Understand one thing clearly. If our military is to remain the great force that it is, people who enter it and who are now serving must conform to the standards of the force. The force cannot continually reshape its culture and standards to accommodate individuals, groups and most frighteningly incompetence.

Writing this, I fully expect the sharp knives to come out. But, I do not care. I have had those stuck into me before, often from the same characters who at the time were smiling to my face and shaking my hand. When I was serving, I always said what I thought. Now I stand at a point in life, where it matters even less to me what people think or say about me. What is important is to speak out about what I see happening to the great institution that gave a wayward teenager a good home for most of his life. I pray that others in and out of the service will do the same. If we do not, we fail the many young Americans who dutifully and trustingly enter the United States Armed Forces.

In my book, The Three Meter Zone, in the chapter titled Build the Foundation, I wrote about Trust and Confidence. I recounted a story written in third person because I had no desire at the time to publicly embarrass the leader who owned this piece of my personal history. He was having enough issues at the time and the lesson from the story was more important than its characters. Leaders must have and keep the trust and confidence of the led.

It was not until I arrived at my new assignment at Fort Myer, Virginia that I learned the back story. My first assignment there was as the Command Sergeant Major (CSM) for what was dubbed “Headquarters Command Battalion.” Yes, it was as insignificant of an assignment as it sounded and rather disappointing to say the least. The man I replaced was headed for an assignment in Germany. One highly sought after by CSMs from the personnel field. It was not the assignment promised me in my trust and confidence story, but another. His experience level was much less than what one would expect for the assignment he was given, but he was well-connected to the Office of Sergeant Major of the Army (SMA). His selection angered senior and experienced CSMs from his field. Too make an already too long story short, after his assignment it became time for selection of a new SMA. The man selected to be the new SMA was the man who broke his handshake personal commitment to me for reasons he proclaimed “he was not at liberty to discuss.” What did the personnel CSM do? He decided that he did not want to be a CSM after all. He gave up the sought after wreath on his rank insignia and with it the privilege of leading soldiers to do what? Return to the office of the SMA and work for the newly selected one. I do not have to give any more detail about this SMA. You will recall that he flamed out rather spectacularly. Following his court martial on sexual harassment charges he was discharged forever to be remembered for the last thing.

There are some very important assignments for NCOs in our Army. They should always be filled based on merit with men and women of demonstrated competence and high character. One of the most important is the Commandant of the Army’s Drill Sergeant School.

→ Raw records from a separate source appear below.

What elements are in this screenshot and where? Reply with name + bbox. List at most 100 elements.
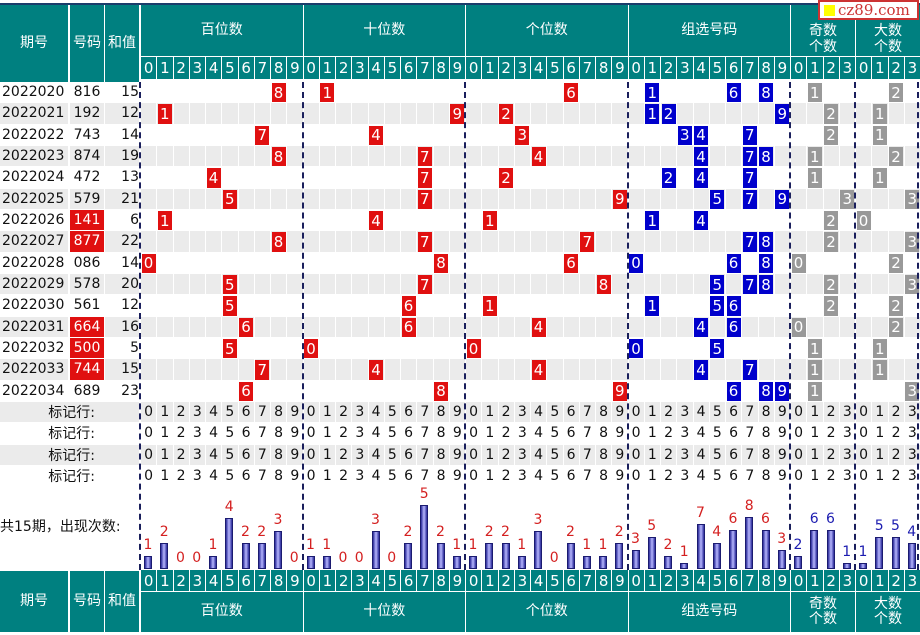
mark-row-digit[interactable]: 0: [628, 444, 644, 465]
mark-row-digit[interactable]: 9: [452, 468, 462, 485]
mark-row-digit[interactable]: 8: [599, 425, 609, 442]
mark-row-digit[interactable]: 7: [254, 444, 270, 465]
mark-row-digit[interactable]: 1: [160, 468, 170, 485]
mark-row-digit[interactable]: 6: [404, 425, 414, 442]
mark-row-digit[interactable]: 9: [287, 401, 303, 423]
mark-row-digit[interactable]: 9: [452, 425, 462, 442]
mark-row-digit[interactable]: 2: [176, 468, 186, 485]
mark-row-digit[interactable]: 0: [631, 425, 641, 442]
mark-row-digit[interactable]: 6: [401, 401, 417, 423]
mark-row-digit[interactable]: 7: [257, 425, 267, 442]
mark-row-digit[interactable]: 9: [777, 425, 787, 442]
mark-row-digit[interactable]: 3: [677, 401, 693, 423]
mark-row-digit[interactable]: 9: [287, 444, 303, 465]
mark-row-digit[interactable]: 8: [271, 444, 287, 465]
mark-row-digit[interactable]: 1: [807, 444, 823, 465]
mark-row-digit[interactable]: 6: [238, 444, 254, 465]
mark-row-digit[interactable]: 4: [368, 444, 384, 465]
mark-row-digit[interactable]: 1: [644, 401, 660, 423]
mark-row-digit[interactable]: 5: [547, 401, 563, 423]
mark-row-digit[interactable]: 3: [517, 425, 527, 442]
mark-row-digit[interactable]: 3: [907, 425, 917, 442]
mark-row-digit[interactable]: 8: [599, 468, 609, 485]
mark-row-digit[interactable]: 4: [693, 401, 709, 423]
mark-row-digit[interactable]: 3: [677, 444, 693, 465]
mark-row-digit[interactable]: 3: [355, 468, 365, 485]
mark-row-digit[interactable]: 7: [420, 468, 430, 485]
mark-row-digit[interactable]: 1: [322, 425, 332, 442]
mark-row-digit[interactable]: 4: [209, 468, 219, 485]
mark-row-digit[interactable]: 4: [206, 444, 222, 465]
mark-row-digit[interactable]: 1: [157, 444, 173, 465]
mark-row-digit[interactable]: 4: [696, 468, 706, 485]
mark-row-digit[interactable]: 1: [319, 444, 335, 465]
mark-row-digit[interactable]: 3: [189, 401, 205, 423]
mark-row-digit[interactable]: 0: [859, 425, 869, 442]
mark-row-digit[interactable]: 1: [482, 401, 498, 423]
mark-row-digit[interactable]: 2: [498, 444, 514, 465]
mark-row-digit[interactable]: 0: [791, 401, 807, 423]
mark-row-digit[interactable]: 3: [514, 444, 530, 465]
mark-row-digit[interactable]: 0: [469, 425, 479, 442]
mark-row-digit[interactable]: 2: [891, 425, 901, 442]
mark-row-digit[interactable]: 2: [888, 444, 904, 465]
mark-row-digit[interactable]: 4: [696, 425, 706, 442]
mark-row-digit[interactable]: 7: [582, 425, 592, 442]
mark-row-digit[interactable]: 2: [501, 425, 511, 442]
mark-row-digit[interactable]: 8: [274, 425, 284, 442]
mark-row-digit[interactable]: 3: [842, 425, 852, 442]
mark-row-digit[interactable]: 8: [433, 401, 449, 423]
mark-row-digit[interactable]: 3: [904, 444, 920, 465]
mark-row-digit[interactable]: 0: [144, 425, 154, 442]
mark-row-digit[interactable]: 7: [254, 401, 270, 423]
mark-row-digit[interactable]: 1: [485, 468, 495, 485]
mark-row-digit[interactable]: 1: [872, 401, 888, 423]
mark-row-digit[interactable]: 0: [856, 444, 872, 465]
mark-row-digit[interactable]: 2: [173, 401, 189, 423]
mark-row-digit[interactable]: 4: [531, 444, 547, 465]
mark-row-digit[interactable]: 6: [241, 425, 251, 442]
mark-row-digit[interactable]: 1: [875, 468, 885, 485]
mark-row-digit[interactable]: 6: [726, 401, 742, 423]
mark-row-digit[interactable]: 6: [563, 401, 579, 423]
mark-row-digit[interactable]: 5: [225, 425, 235, 442]
mark-row-digit[interactable]: 9: [777, 468, 787, 485]
mark-row-digit[interactable]: 0: [631, 468, 641, 485]
mark-row-digit[interactable]: 0: [466, 444, 482, 465]
mark-row-digit[interactable]: 7: [257, 468, 267, 485]
mark-row-digit[interactable]: 6: [566, 468, 576, 485]
mark-row-digit[interactable]: 5: [384, 444, 400, 465]
mark-row-digit[interactable]: 2: [336, 401, 352, 423]
mark-row-digit[interactable]: 5: [387, 425, 397, 442]
mark-row-digit[interactable]: 3: [189, 444, 205, 465]
mark-row-digit[interactable]: 7: [582, 468, 592, 485]
mark-row-digit[interactable]: 0: [856, 401, 872, 423]
mark-row-digit[interactable]: 9: [612, 401, 628, 423]
mark-row-digit[interactable]: 5: [709, 444, 725, 465]
mark-row-digit[interactable]: 3: [355, 425, 365, 442]
mark-row-digit[interactable]: 8: [761, 425, 771, 442]
mark-row-digit[interactable]: 0: [306, 425, 316, 442]
mark-row-digit[interactable]: 1: [485, 425, 495, 442]
mark-row-digit[interactable]: 9: [774, 401, 790, 423]
mark-row-digit[interactable]: 2: [339, 468, 349, 485]
mark-row-digit[interactable]: 6: [729, 468, 739, 485]
mark-row-digit[interactable]: 7: [742, 444, 758, 465]
mark-row-digit[interactable]: 2: [336, 444, 352, 465]
mark-row-digit[interactable]: 2: [339, 425, 349, 442]
mark-row-digit[interactable]: 0: [859, 468, 869, 485]
mark-row-digit[interactable]: 5: [550, 425, 560, 442]
mark-row-digit[interactable]: 4: [371, 425, 381, 442]
mark-row-digit[interactable]: 2: [661, 401, 677, 423]
mark-row-digit[interactable]: 9: [615, 425, 625, 442]
mark-row-digit[interactable]: 1: [157, 401, 173, 423]
mark-row-digit[interactable]: 8: [761, 468, 771, 485]
mark-row-digit[interactable]: 2: [823, 401, 839, 423]
mark-row-digit[interactable]: 0: [794, 468, 804, 485]
mark-row-digit[interactable]: 3: [839, 401, 855, 423]
mark-row-digit[interactable]: 8: [274, 468, 284, 485]
mark-row-digit[interactable]: 0: [141, 401, 157, 423]
mark-row-digit[interactable]: 4: [531, 401, 547, 423]
mark-row-digit[interactable]: 1: [875, 425, 885, 442]
mark-row-digit[interactable]: 9: [449, 401, 465, 423]
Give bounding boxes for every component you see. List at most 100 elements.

The person responsible for being the example to and training the trainers that teach young Americans how to be Soldiers. On September, 21, 2009, the New York Times ran a long complimentary article hailing the selection of CSM Teresa King, the first woman, as the school’s new commandant. Not long ago, the Army Times reported that she was suspended from her duties.

“If we outline the allegations, people will jump to conclusions that she is guilty of those allegations,” said Col. Chris Kubik, a TRADOC spokesman. “We don’t want any sort of prejudgment. There may not be any substantiation to it, so we don’t want to mar Sgt. Maj. King’s good name — she does have a distinguished record and we don’t want anybody prejudging her.” –Army News Service

It is quite interesting that none of the reporting news services will “outline the allegations” that caused CSM King’s suspension. I hope they understand that bad news does not get better with age nor does it just go away in today’s connected world. If true, the allegations are disheartening. Unchallenged rumors are of bogus college degrees in her records, a sexual relationship with an enlisted Soldier junior to her and a drinking problem. If they are true, it is another spectacular failure of Army leadership. For the sake of our Army, let us hope that CSM King is not remembered for this last thing.

The Army must take a hard look at itself. It cannot continue to select and place people of questionable character into important leadership positions. In the name of political correctness and social engineering, are we failing America’s Soldiers and ultimately America herself?